The REPL

The driver for this simply invokes all of the compiler in a loop feeding the resulting artifacts to the next iteration. We will use the haskeline library to give us readline interactions for the small REPL.

module Main where
import Parser
import Control.Monad.Trans
import System.Console.Haskeline
process :: String -> IO ()
process line = do
  let res = parseToplevel line
  case res of
    Left err -> print err
    Right ex -> mapM_ print ex
main :: IO ()
main = runInputT defaultSettings loop
  where
  loop = do
    minput <- getInputLine "ready> "
    case minput of
      Nothing -> outputStrLn "Goodbye."
      Just input -> (liftIO $ process input) >> loop

In under 100 lines of code, we fully defined our minimal language, including a lexer, parser, and AST builder.
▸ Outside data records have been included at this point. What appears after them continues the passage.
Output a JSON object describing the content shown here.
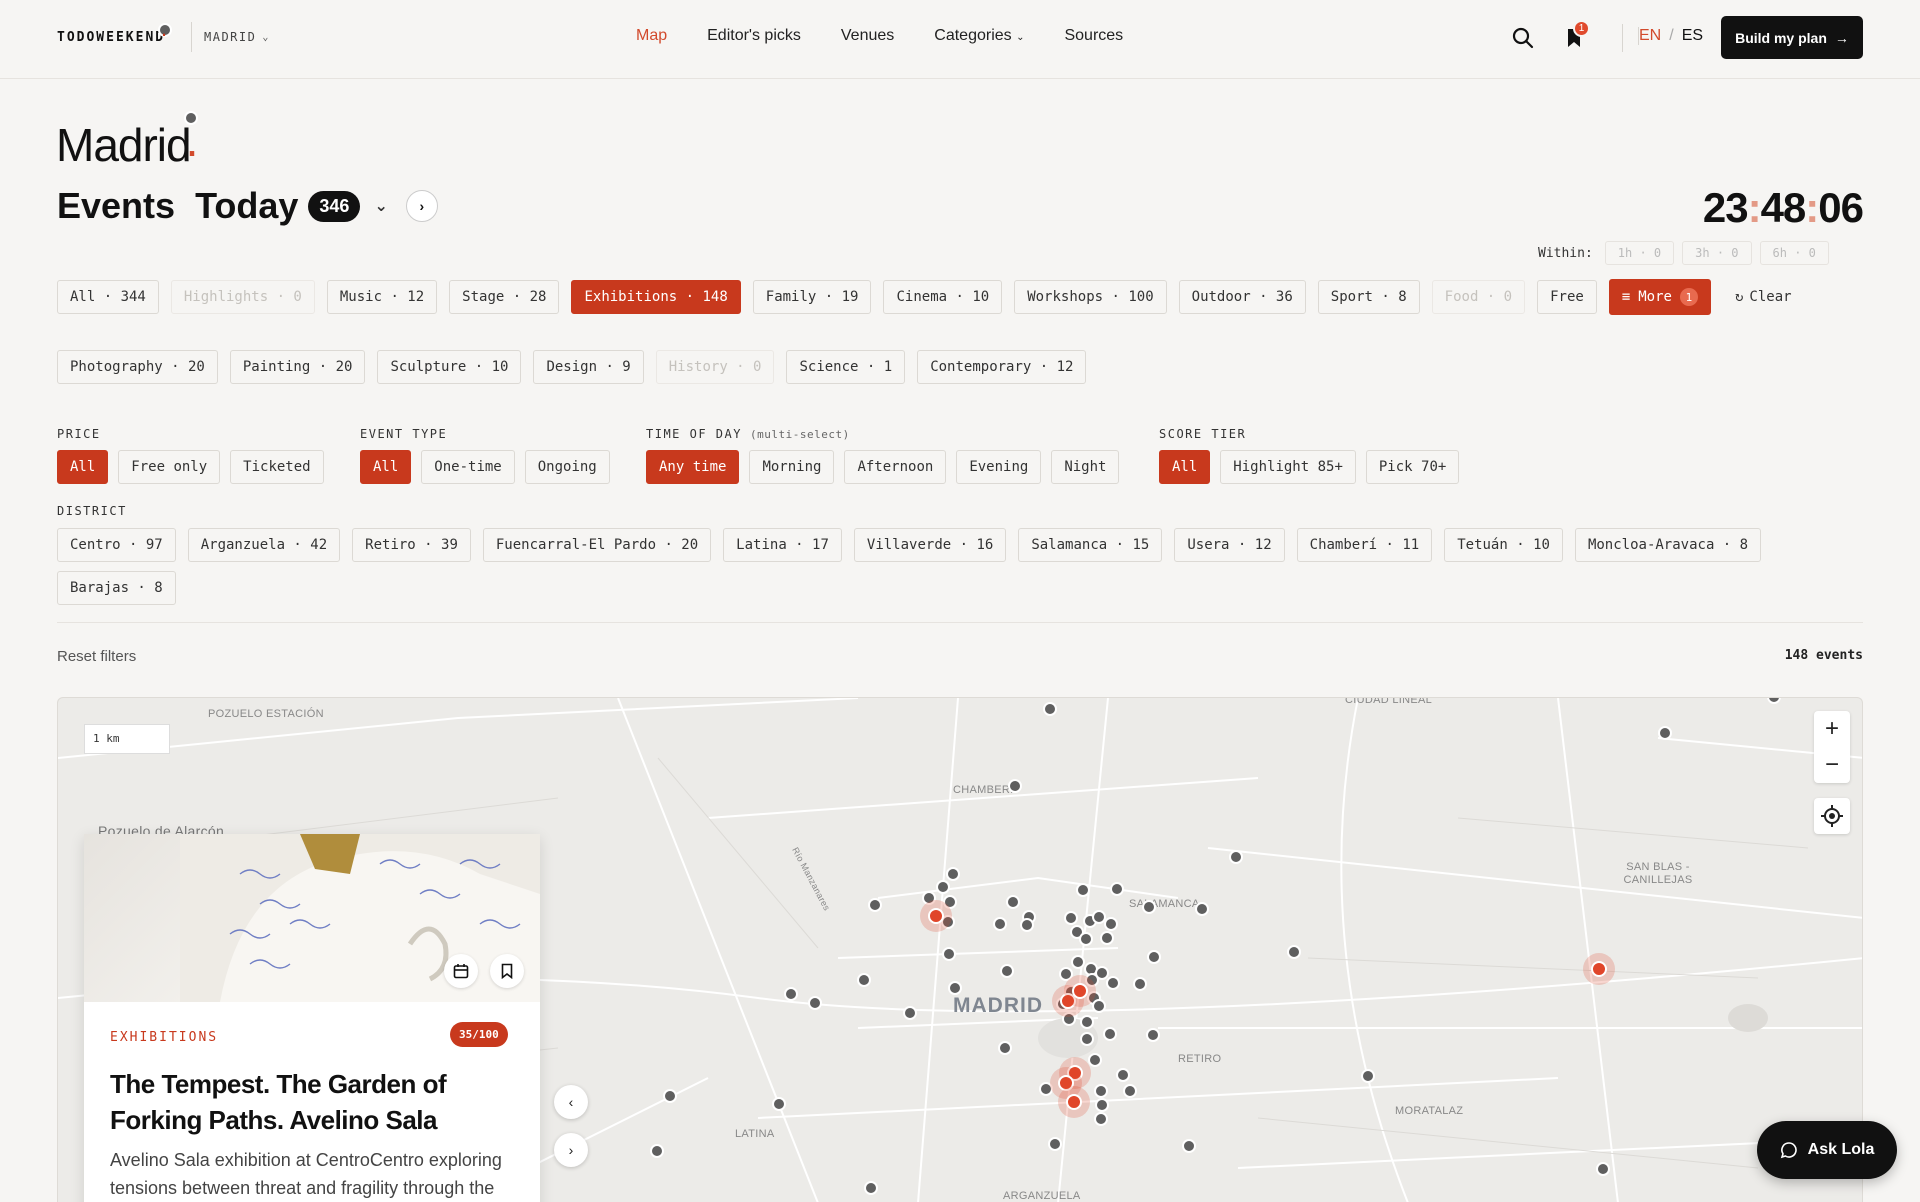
{
  "header": {
    "brand": "TODOWEEKEND",
    "brand_dot": ".",
    "city": "MADRID",
    "nav": [
      "Map",
      "Editor's picks",
      "Venues",
      "Categories",
      "Sources"
    ],
    "bookmark_count": "1",
    "lang_en": "EN",
    "lang_sep": "/",
    "lang_es": "ES",
    "cta": "Build my plan"
  },
  "title": {
    "city": "Madrid",
    "dot": ".",
    "events": "Events",
    "today": "Today",
    "count": "346"
  },
  "clock": {
    "h": "23",
    "m": "48",
    "s": "06",
    "colon": ":"
  },
  "within": {
    "label": "Within:",
    "options": [
      "1h · 0",
      "3h · 0",
      "6h · 0"
    ]
  },
  "categories": [
    "All · 344",
    "Highlights · 0",
    "Music · 12",
    "Stage · 28",
    "Exhibitions · 148",
    "Family · 19",
    "Cinema · 10",
    "Workshops · 100",
    "Outdoor · 36",
    "Sport · 8",
    "Food · 0",
    "Free"
  ],
  "more": {
    "label": "More",
    "count": "1"
  },
  "clear": "Clear",
  "subcategories": [
    "Photography · 20",
    "Painting · 20",
    "Sculpture · 10",
    "Design · 9",
    "History · 0",
    "Science · 1",
    "Contemporary · 12"
  ],
  "filters": {
    "price": {
      "label": "PRICE",
      "options": [
        "All",
        "Free only",
        "Ticketed"
      ]
    },
    "event_type": {
      "label": "EVENT TYPE",
      "options": [
        "All",
        "One-time",
        "Ongoing"
      ]
    },
    "time_of_day": {
      "label": "TIME OF DAY",
      "note": "(multi-select)",
      "options": [
        "Any time",
        "Morning",
        "Afternoon",
        "Evening",
        "Night"
      ]
    },
    "score_tier": {
      "label": "SCORE TIER",
      "options": [
        "All",
        "Highlight 85+",
        "Pick 70+"
      ]
    },
    "district": {
      "label": "DISTRICT",
      "options": [
        "Centro · 97",
        "Arganzuela · 42",
        "Retiro · 39",
        "Fuencarral-El Pardo · 20",
        "Latina · 17",
        "Villaverde · 16",
        "Salamanca · 15",
        "Usera · 12",
        "Chamberí · 11",
        "Tetuán · 10",
        "Moncloa-Aravaca · 8",
        "Barajas · 8"
      ]
    }
  },
  "reset": "Reset filters",
  "events_count": "148 events",
  "map": {
    "scale": "1 km",
    "labels": [
      "POZUELO ESTACIÓN",
      "Pozuelo de Alarcón",
      "CHAMBERÍ",
      "SALAMANCA",
      "MADRID",
      "RETIRO",
      "LATINA",
      "ARGANZUELA",
      "MORATALAZ",
      "SAN BLAS - CANILLEJAS",
      "CIUDAD LINEAL",
      "Río Manzanares"
    ]
  },
  "card": {
    "category": "EXHIBITIONS",
    "score": "35/100",
    "title": "The Tempest. The Garden of Forking Paths. Avelino Sala",
    "description": "Avelino Sala exhibition at CentroCentro exploring tensions between threat and fragility through the sculpture and installation works"
  },
  "ask": "Ask Lola",
  "colors": {
    "accent": "#c8391d",
    "dark": "#111111",
    "bg": "#f6f5f3"
  }
}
With this done, the executable will validate Kaleidoscope code, print out the Haskell representation of the AST, and tell us the position information for any syntax errors. For example, here is a sample interaction:

ready> def foo(x y) x+foo(y, 4.0);
Function "foo" [Var "x",Var "y"] (BinOp Plus (Var "x") (Call "foo" [Var "y",Float 4.0]))
ready> def foo(x y) x+y; y;
Function "foo" [Var "x",Var "y"] (BinOp Plus (Var "x") (Var "y"))
Var "y"
ready> def foo(x y) x+y );
"<stdin>" (line 1, column 18):
unexpected ")"
expecting float, natural, "extern", "def", identifier, "(" or ";"
ready> extern sin(a);
Extern "sin" [Var "a"]
ready> ^D
Goodbye.

There is a lot of room for extension here. You can define new AST nodes, extend the language in many ways, etc. In the next installment, we will describe how to generate LLVM Intermediate Representation (IR) from the AST.